This factory allows the user to build the internal pipeline as desired. In the next step, this factory must be defined and implemented for the newly defined class.

template <>
struct Factory<MajorityVote>{
    MULTISTAGEPIPELINE_FACTORY_TYPEDEFS(MajorityVote)
    std::unique_ptr<MajorityVote>
    operator()(std::vector<double>&& coeffs, double threshold=0.0) const;
    static std::unique_ptr<MultistagePipe<Res(Arg)>> deserialize(std::istream& is);
};

The Factory to construct and deserialize a MajorityVote object. The macro inside the factory declaration provides some convenient typedefs. The factory's functions can be implemented in a few straightforward lines of code based on existing basic blocks:

typedef std::vector<double> Vector;
std::unique_ptr<MajorityVote>
Factory<MajorityVote>::operator()(Vector&& coeffs, double threshold=0.0) const{
	double divisor = std::accumulate(coeffs.begin(),coeffs.end(),0.0);
	Factory<Threshold<Vector(Vector)>> fact_thresh;
	auto thresh = fact_thresh(threshold,1.0,0.0,coeffs.size());
	Factory<Scale<Vector(Vector)>> fact_scaled;
	auto scaled = fact_scaled(std::move(thresh),std::move(coeffs));
	Factory<Average<double(Vector)>> fact_avg;
	auto avg = fact_avg(std::move(scaled),divisor);
	return std::unique_ptr<MajorityVote>(new MajorityVote(std::move(avg)));
}
std::unique_ptr<MultistagePipe<Res(Arg)>> 
Factory<MajorityVote>::deserialize(std::istream& is){
	auto thresh = Factory<Threshold<Vector(Vector)>>::deserialize(is);
	auto scaled = Factory<Scale<Vector(Vector)>>::deserialize(is,std::move(thresh));
	auto avg = Factory<Average<double(Vector)>>::deserialize(is,std::move(scaled));
	return std::unique_ptr<MultistagePipe<Res(Arg)>>(new MajorityVote(std::move(avg)));
}

The code shows that operator() is very straightforward to implement, using the appropriate BasicBlock factories to take care of pipeline concatenation and parametrize every block. Finally, the deserialize function defines the order in which the blocks must be deserialized. Due to C++'s static typing, this must be defined explicitly.
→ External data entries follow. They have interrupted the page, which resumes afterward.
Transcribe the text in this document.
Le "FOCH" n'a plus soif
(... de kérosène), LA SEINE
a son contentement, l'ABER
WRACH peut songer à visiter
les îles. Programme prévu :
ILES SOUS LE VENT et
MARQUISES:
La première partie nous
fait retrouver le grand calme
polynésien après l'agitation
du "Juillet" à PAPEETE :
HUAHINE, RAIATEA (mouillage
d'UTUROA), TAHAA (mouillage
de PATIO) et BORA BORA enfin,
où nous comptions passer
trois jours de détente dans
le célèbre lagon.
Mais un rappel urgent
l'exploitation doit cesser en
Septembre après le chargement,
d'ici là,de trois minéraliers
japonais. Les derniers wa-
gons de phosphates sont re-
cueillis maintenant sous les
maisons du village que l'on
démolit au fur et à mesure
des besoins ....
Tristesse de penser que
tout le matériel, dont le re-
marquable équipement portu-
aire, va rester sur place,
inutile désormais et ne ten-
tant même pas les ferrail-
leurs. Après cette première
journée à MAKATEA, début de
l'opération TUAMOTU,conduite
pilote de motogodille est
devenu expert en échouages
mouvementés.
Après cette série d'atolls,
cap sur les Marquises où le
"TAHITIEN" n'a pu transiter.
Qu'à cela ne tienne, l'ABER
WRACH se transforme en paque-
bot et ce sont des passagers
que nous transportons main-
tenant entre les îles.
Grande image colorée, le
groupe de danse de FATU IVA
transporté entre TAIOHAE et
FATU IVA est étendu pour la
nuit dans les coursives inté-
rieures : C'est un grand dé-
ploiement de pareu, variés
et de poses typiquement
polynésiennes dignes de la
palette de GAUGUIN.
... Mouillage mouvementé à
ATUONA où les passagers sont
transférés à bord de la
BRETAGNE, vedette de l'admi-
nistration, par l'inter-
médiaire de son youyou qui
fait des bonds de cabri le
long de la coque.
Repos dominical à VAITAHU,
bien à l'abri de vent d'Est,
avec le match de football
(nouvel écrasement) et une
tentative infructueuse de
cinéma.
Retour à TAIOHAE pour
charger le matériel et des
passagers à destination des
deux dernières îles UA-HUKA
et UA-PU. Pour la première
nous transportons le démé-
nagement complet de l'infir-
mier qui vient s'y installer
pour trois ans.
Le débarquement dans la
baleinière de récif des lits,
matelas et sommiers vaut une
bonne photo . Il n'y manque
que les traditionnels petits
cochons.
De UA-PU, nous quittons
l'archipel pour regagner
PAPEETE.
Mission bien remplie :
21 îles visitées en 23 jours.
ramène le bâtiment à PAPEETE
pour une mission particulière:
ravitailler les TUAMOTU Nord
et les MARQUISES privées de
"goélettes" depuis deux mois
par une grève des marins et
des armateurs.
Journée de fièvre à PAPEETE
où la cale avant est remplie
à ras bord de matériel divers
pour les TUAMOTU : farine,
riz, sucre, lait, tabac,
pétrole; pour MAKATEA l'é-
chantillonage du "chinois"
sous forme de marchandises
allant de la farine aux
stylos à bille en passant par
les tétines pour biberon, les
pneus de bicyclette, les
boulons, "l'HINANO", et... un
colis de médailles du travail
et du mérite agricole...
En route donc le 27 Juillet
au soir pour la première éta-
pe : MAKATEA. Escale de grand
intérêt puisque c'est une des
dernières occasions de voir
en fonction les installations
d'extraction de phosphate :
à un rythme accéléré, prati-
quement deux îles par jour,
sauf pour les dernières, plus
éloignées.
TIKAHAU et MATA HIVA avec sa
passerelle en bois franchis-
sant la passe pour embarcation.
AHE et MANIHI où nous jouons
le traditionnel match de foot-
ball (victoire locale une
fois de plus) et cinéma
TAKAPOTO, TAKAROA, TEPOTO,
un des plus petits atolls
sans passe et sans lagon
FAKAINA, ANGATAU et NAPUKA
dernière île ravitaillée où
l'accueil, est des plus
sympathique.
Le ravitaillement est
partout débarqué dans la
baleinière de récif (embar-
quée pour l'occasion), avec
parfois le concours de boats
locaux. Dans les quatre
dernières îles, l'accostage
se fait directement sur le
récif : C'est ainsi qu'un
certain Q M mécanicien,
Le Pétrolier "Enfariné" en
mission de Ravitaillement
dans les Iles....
At some point after declaring the Factory, a macro call is required to finalize the implementation of the new MultistagePipe:

MULTISTAGEPIPELINE_POST_FACTORY(MajorityVote)

This macro call simply connects MajorityVote::deserialize with Factory<MajorityVote>::deserialize, which is an internal requirement for deserialization. This can be placed in a header or an implementation file at your choosing. Currently, we have placed these in src/pipelines.cpp.

Finally, we must register the new class' deserialization procedure so we can deserialize it automatically. It would have been possible to do this implicitly through global objects inside the MULTISTAGEPIPELINE_POST_FACTORY macro, but to keep the structure clear we do it explicitly. All the pipes included in EnsembleSVM get registered in include/Registration.hpp, specifically in the registerMultistagePipes function. This header is implicitly included once in every executable through include/Executable.hpp.

What actually happens in MultistagePipes

The factories and C++11's auto keyword are a big help when concatenating basic blocks. To see this, consider that the types of thresh, scaled and avg are as follows:

decltype(thresh) ==
std::unique_ptr<Threshold<std::vector<double>(std::vector<double>)>>

decltype(scaled) ==
std::unique_ptr<Scale<std::vector<double>(std::vector<double>),
    Threshold<std::vector<double>(std::vector<double>)>>>

decltype(avg) ==
std::unique_ptr<Average<double(std::vector<double>),
    Scale<std::vector<double>(std::vector<double>),
        Threshold<std::vector<double>(std::vector<double>)>>>>